Creating a snapshot is really no different than that "ghost" technique
previously mentioned except that it's instant (i.e. you don't have to
wait for the ghost/copy operation to complete) and more space efficient
as the snapshot only uses as much space as is needed to track the
differences between the "origin" (the device that was snapshotted) and
the snapshot.

> As far as I can tell, LVM snapshots work differently. The underlying
> file system continues to be modified but it copies the to be modified
> chucks to the snapshot first to present an unmodified file system.

Hrm.  I'm afraid there were too many typos in there for me to grasp what
you are trying to say.

> Other than letting you make a live backup (such as dd'ing the who
> volume) I don't see any real advantage.

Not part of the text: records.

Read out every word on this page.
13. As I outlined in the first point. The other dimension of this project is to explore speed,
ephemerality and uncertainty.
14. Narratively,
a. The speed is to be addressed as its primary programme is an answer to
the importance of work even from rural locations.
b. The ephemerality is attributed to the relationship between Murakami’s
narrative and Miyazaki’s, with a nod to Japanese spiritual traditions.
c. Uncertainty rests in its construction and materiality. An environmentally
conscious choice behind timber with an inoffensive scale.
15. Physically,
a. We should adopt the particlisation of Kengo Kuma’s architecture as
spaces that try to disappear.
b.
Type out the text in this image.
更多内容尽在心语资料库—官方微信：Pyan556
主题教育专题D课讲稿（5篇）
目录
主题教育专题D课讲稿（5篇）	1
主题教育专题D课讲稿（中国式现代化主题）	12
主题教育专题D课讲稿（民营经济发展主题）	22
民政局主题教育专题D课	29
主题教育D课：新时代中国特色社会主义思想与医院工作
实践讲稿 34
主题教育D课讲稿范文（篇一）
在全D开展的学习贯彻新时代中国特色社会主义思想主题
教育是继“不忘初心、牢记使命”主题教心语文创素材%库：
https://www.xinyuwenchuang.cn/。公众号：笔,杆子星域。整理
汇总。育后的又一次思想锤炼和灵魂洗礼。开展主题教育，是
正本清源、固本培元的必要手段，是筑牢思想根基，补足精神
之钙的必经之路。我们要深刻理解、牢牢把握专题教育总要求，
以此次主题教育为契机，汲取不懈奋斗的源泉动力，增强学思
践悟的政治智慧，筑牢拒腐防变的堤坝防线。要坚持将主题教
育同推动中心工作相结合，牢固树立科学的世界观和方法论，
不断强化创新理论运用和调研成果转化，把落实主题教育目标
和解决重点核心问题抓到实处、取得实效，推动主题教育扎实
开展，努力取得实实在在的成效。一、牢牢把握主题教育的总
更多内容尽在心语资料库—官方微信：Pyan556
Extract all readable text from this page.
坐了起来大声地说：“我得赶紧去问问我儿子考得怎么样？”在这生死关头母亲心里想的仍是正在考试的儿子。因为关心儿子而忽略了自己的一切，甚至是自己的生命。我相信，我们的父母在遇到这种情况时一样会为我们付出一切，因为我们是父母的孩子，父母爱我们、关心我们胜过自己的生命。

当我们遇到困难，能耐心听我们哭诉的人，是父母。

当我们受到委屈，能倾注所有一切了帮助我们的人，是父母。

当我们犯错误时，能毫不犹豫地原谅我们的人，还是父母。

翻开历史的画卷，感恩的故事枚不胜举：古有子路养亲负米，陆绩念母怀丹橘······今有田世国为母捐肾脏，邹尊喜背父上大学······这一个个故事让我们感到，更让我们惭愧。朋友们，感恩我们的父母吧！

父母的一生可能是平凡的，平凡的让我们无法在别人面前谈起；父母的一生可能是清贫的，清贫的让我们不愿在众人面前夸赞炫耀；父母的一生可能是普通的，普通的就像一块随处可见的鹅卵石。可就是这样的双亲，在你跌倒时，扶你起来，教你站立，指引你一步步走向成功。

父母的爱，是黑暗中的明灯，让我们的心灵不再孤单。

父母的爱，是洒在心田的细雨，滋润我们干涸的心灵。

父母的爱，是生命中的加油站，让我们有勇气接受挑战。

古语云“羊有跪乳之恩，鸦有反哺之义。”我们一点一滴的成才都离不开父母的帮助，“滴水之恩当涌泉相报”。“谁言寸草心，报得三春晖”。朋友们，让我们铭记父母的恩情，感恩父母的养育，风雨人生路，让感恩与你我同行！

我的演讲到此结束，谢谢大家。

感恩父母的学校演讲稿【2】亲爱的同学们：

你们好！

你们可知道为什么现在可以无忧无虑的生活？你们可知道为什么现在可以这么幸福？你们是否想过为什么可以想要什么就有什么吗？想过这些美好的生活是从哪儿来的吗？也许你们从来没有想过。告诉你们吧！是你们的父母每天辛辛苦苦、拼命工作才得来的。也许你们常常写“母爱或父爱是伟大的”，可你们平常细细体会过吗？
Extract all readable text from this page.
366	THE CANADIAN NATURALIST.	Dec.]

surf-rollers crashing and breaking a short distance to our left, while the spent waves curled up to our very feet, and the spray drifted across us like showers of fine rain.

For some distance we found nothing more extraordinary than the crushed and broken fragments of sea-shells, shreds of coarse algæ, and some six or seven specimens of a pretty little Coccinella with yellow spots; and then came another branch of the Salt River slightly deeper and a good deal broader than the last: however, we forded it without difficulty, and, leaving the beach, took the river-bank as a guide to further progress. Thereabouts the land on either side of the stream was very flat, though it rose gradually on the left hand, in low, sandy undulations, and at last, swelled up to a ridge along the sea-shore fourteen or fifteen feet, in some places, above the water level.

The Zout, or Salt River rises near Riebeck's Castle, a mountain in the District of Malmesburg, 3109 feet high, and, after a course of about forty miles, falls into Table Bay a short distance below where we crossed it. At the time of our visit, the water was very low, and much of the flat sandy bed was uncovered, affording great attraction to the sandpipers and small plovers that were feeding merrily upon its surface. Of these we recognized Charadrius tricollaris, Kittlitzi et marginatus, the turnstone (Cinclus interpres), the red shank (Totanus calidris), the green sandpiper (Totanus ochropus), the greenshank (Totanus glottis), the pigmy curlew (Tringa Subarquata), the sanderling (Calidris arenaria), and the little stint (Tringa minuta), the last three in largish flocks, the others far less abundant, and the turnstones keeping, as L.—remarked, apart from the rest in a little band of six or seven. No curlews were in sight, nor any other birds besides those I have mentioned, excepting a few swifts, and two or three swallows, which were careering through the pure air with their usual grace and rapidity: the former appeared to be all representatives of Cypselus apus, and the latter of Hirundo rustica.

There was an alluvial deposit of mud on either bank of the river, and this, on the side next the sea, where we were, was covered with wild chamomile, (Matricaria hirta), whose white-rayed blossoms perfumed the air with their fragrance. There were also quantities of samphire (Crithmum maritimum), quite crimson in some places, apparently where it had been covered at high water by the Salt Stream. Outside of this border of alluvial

As I said, a snapshot is the space and time efficient equivalent of
dding from one block device to another.

> You still need enough space
> somewhere to make a complete copy.

No.  You only need as much space as is required to store the "changes"
you make to one of the devices.  If you took a snapshot and did nothing
with either the snapshot or the origin, you would use no extra space at
all but have two block devices that were (virtual) "copies" of each
other.

> If you run into an issue, how
> exactly does this help you?

Since a snapshot is a block device as fully functional as the origin it
was snapshotted from, you can mount the snapshot exactly as if it were
the origin.  You can even reboot from it if you need to.

Anything you could do by dding from one block device (i.e. filesystem)
to another block device (i.e. being able to boot from either) you can do
with LVM snapshots.

b.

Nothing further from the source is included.